誹謗中傷した投稿者を特定するまでにかかる期間

インターネット上で誹謗中傷した投稿者を特定するためには、ある程度の時間がかかることを理解しておく必要があります。

裁判所で仮処分の手続きを開始してから個人情報開示までかかる期間は、半年前後が目安です。

仮処分申し立てからIPアドレスの開示までが1~2ヶ月、個人情報開示請求訴訟から投稿者の特定までが3~4ヶ月程度と言われています。

なお、2022年10月にプロバイダ責任制限法が改正され、現在は非訟手続きの発信者情報開示命令事件が新設されました。

以前は2回の裁判上の手続きが必要でしたが、1回の裁判手続でSNS・サイト管理者とプロバイダの両方に情報開示請求が可能となりました。

この手続きの活用によって、情報開示までにかかる時間を短縮できる可能性が高いです。

なお、SNS・掲示板のIPアドレスとプロバイダのアクセスログの保管期間は、一般的に3~6ヶ月とされています。

これ以上経つと投稿者の特定が難しくなるので、誹謗中傷を受けたら速やかに情報開示請求を行いましょう。

 

 

誹謗中傷した投稿者の特定にかかる費用相場

SNS・サイト管理者やプロバイダが情報開示に応じなかった場合、裁判手続を利用する必要があり、それには費用が発生します。

また、その場合はインターネット上の誹謗中傷の問題に強い弁護士に依頼して、対応してもらうケースが一般的です。

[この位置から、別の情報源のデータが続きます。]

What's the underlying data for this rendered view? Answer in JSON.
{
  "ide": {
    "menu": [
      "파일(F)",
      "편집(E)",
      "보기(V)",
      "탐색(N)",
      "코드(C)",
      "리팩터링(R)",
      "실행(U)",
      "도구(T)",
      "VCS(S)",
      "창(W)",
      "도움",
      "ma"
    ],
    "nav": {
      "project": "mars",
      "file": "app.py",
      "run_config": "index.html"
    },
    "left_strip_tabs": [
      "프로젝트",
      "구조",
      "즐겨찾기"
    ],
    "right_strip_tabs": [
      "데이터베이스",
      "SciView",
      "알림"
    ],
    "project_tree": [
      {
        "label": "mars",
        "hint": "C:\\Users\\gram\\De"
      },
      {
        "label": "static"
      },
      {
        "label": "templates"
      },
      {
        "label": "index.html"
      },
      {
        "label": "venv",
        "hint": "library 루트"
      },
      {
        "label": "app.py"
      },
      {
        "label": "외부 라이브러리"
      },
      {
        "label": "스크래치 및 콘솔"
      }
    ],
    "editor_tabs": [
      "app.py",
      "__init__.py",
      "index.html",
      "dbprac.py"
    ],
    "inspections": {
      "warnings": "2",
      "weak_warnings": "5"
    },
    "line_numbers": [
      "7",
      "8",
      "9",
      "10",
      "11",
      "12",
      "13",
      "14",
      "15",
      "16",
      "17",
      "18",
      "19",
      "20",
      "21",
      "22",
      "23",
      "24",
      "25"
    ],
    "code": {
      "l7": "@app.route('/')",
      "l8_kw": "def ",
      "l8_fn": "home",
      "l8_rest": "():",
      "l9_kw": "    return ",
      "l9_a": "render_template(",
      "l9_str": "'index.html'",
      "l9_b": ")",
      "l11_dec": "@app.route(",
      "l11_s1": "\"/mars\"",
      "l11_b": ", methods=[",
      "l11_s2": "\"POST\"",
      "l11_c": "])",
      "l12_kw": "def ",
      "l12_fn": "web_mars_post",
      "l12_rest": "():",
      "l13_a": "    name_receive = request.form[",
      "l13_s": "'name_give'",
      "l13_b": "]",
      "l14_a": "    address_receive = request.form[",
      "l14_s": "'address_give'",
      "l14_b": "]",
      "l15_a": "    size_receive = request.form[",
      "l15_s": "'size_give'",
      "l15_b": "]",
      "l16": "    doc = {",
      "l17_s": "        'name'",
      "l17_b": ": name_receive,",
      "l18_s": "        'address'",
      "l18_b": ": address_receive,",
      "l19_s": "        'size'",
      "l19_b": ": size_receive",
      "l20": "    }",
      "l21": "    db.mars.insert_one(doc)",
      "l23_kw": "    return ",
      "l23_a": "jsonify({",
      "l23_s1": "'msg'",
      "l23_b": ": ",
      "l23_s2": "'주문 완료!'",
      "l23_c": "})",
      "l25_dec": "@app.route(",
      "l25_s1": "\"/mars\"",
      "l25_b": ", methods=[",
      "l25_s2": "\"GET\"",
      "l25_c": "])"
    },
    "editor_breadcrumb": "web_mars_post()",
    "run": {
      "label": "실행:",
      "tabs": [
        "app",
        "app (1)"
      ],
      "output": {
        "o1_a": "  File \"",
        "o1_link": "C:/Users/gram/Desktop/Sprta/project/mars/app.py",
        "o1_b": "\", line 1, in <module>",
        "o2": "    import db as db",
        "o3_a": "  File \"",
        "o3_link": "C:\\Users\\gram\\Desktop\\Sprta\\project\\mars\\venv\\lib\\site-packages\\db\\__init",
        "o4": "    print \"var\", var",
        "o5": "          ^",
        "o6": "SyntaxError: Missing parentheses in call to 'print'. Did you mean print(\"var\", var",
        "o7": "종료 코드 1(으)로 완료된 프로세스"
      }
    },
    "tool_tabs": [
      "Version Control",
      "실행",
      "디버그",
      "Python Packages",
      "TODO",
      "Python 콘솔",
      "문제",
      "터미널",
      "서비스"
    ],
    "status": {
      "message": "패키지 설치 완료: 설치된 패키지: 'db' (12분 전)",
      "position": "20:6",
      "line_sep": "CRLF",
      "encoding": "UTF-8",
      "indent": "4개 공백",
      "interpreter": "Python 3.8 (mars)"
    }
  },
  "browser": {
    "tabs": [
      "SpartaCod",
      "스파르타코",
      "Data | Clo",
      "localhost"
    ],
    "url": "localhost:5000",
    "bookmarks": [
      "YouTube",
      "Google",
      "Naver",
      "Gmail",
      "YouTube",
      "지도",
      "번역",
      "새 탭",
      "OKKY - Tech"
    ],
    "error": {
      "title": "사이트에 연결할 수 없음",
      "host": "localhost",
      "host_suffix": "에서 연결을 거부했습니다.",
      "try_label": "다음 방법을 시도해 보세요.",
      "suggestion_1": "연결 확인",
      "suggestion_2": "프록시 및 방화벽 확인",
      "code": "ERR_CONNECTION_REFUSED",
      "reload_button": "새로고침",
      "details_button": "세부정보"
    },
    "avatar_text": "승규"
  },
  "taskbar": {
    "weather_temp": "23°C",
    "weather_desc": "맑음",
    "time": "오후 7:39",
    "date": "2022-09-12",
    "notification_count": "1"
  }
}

弁護士を利用して発信者の身元を特定する場合にかかる費用相場は以下のとおりです。

 

着手金 報酬金 裁判費用
裁判を行う場合 約20~30万円 約15~20万円 6万円
裁判をしない場合 約5~10万円 約15万円

 

裁判をしない場合、着手金と報酬金を含めて20~25万円が目安です。

しかし、裁判をするとなると着手金と報酬金の相場は高くなり、それに加えて裁判費用も必要となり、合計35~50万円程の費用がかかります。

実際の費用は弁護士によって異なり、また削除依頼や損害賠償請求にも応じてもらうかどうかによっても変わってくるでしょう。

そのため、複数の弁護士に見積もりをとり、料金を比較することをおすすめします。

 

 

インターネット上の誹謗中傷の書き込みを行った人は特定が難しいと思われがちですが、SNS・サイトの管理者やプロバイダに発信者情報開示請求を行うことで特定が可能です。

ただし、IPアドレスやアクセスログの保管期間が存在するため、誹謗中傷を早期に発見する体制を整えて、速やかに情報開示請求ができるようにする必要があります。

すぐに対応できるようにモニタリングや対策などを行いたい時は、誹謗中傷や風評被害のプロに相談することも検討してみましょう。